The conversion of natural rubber (caoutchouc) into rubber is acredited to an occupational accident in Goodyear’s laboratory: a mixture of sulphur and natural rubber got overturned and fell onto a hotplate. The result was rubber as we know it today: dry and permanently elastic, stable even at extreme temperatures. We call this process vulcanisation.

Goodyear’s credulity became his downfall: he had not patented this new process, meaning that his competitors Thomas Hancock and Horace Day could claim the copyright for themsleves. This resulted in a long legal battle.

The first products that Goodyear manufactured from the new material were rubber gloves and tents. Rubber tyres for cars had not yet been invented back then. But rubber could be used for something far more important: condoms. From 1855, Gooyear produced condoms that took the market by storm, even if they were dreadful by today’s standards: 2 millimetres thick and with a lengthwise seam. Today they are 0.06 millimetres thick! But they were better, pleasanter and cheaper than the condoms that had been used up until that point, made from animal skins and fabric.
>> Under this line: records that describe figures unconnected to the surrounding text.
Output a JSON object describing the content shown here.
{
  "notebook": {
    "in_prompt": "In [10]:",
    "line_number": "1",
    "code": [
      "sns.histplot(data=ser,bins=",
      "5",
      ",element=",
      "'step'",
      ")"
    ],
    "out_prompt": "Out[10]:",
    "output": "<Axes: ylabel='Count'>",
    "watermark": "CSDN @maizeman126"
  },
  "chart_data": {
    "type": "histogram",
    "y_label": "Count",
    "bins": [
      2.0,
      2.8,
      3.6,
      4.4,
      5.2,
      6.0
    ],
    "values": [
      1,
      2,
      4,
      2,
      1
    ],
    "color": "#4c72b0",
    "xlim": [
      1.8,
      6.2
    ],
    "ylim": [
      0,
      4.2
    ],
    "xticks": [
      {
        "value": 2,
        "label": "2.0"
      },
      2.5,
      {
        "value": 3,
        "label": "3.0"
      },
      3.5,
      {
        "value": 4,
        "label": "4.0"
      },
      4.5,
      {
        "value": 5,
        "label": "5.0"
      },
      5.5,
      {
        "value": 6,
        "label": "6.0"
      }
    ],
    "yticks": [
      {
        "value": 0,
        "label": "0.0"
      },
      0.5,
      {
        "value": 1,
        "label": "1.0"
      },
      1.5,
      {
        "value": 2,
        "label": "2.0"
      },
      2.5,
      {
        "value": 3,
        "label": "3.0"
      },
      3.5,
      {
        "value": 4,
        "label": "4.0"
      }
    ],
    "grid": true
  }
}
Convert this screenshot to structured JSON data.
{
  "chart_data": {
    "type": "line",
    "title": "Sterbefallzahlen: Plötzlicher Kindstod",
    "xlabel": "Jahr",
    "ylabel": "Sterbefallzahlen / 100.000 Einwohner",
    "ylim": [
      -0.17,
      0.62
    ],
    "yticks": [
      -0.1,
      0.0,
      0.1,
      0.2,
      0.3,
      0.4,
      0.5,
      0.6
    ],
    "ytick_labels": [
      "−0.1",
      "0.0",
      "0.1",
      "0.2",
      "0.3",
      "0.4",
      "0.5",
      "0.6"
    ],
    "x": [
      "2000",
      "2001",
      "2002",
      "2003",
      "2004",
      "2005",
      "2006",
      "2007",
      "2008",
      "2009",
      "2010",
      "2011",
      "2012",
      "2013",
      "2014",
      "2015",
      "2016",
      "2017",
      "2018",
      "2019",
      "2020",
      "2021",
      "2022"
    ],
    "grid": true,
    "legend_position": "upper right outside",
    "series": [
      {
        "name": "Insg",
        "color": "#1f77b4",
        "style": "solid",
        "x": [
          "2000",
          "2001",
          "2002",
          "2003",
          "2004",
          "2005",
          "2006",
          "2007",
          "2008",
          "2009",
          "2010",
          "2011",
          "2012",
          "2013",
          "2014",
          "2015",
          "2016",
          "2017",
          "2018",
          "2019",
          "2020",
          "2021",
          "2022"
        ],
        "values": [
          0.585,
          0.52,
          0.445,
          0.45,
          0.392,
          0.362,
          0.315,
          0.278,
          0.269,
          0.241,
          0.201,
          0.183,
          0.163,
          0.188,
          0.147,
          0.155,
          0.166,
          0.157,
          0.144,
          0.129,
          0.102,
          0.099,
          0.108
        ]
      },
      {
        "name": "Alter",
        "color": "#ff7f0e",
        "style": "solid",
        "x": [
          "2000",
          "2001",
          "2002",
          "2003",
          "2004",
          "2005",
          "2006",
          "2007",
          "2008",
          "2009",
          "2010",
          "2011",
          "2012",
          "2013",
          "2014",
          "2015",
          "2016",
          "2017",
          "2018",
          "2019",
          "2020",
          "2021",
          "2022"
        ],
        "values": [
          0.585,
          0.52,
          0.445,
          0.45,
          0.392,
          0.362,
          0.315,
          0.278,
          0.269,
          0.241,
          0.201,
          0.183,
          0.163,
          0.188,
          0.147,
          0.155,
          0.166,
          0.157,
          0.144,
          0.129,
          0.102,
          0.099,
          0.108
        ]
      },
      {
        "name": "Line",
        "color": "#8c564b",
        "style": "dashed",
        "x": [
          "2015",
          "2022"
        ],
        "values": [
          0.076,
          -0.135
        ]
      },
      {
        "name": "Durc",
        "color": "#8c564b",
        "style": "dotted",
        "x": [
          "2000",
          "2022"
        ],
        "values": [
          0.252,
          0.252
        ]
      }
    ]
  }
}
The new rubber condoms were precious too though: they were therefore washed after use, greased with vaseline, and stored in a small wooden box until the next time. The Irish writer George Bernard Shaw vocalised what likely all were thinking: he identified the condom as the greatest invention of the century.

Years of experimenting with metals and chemicals, together with poverty, had ruined Goodyear’s health. He died at sixty. The tyre manufacturing company still in existence today was founded only years after his death and named in his honour.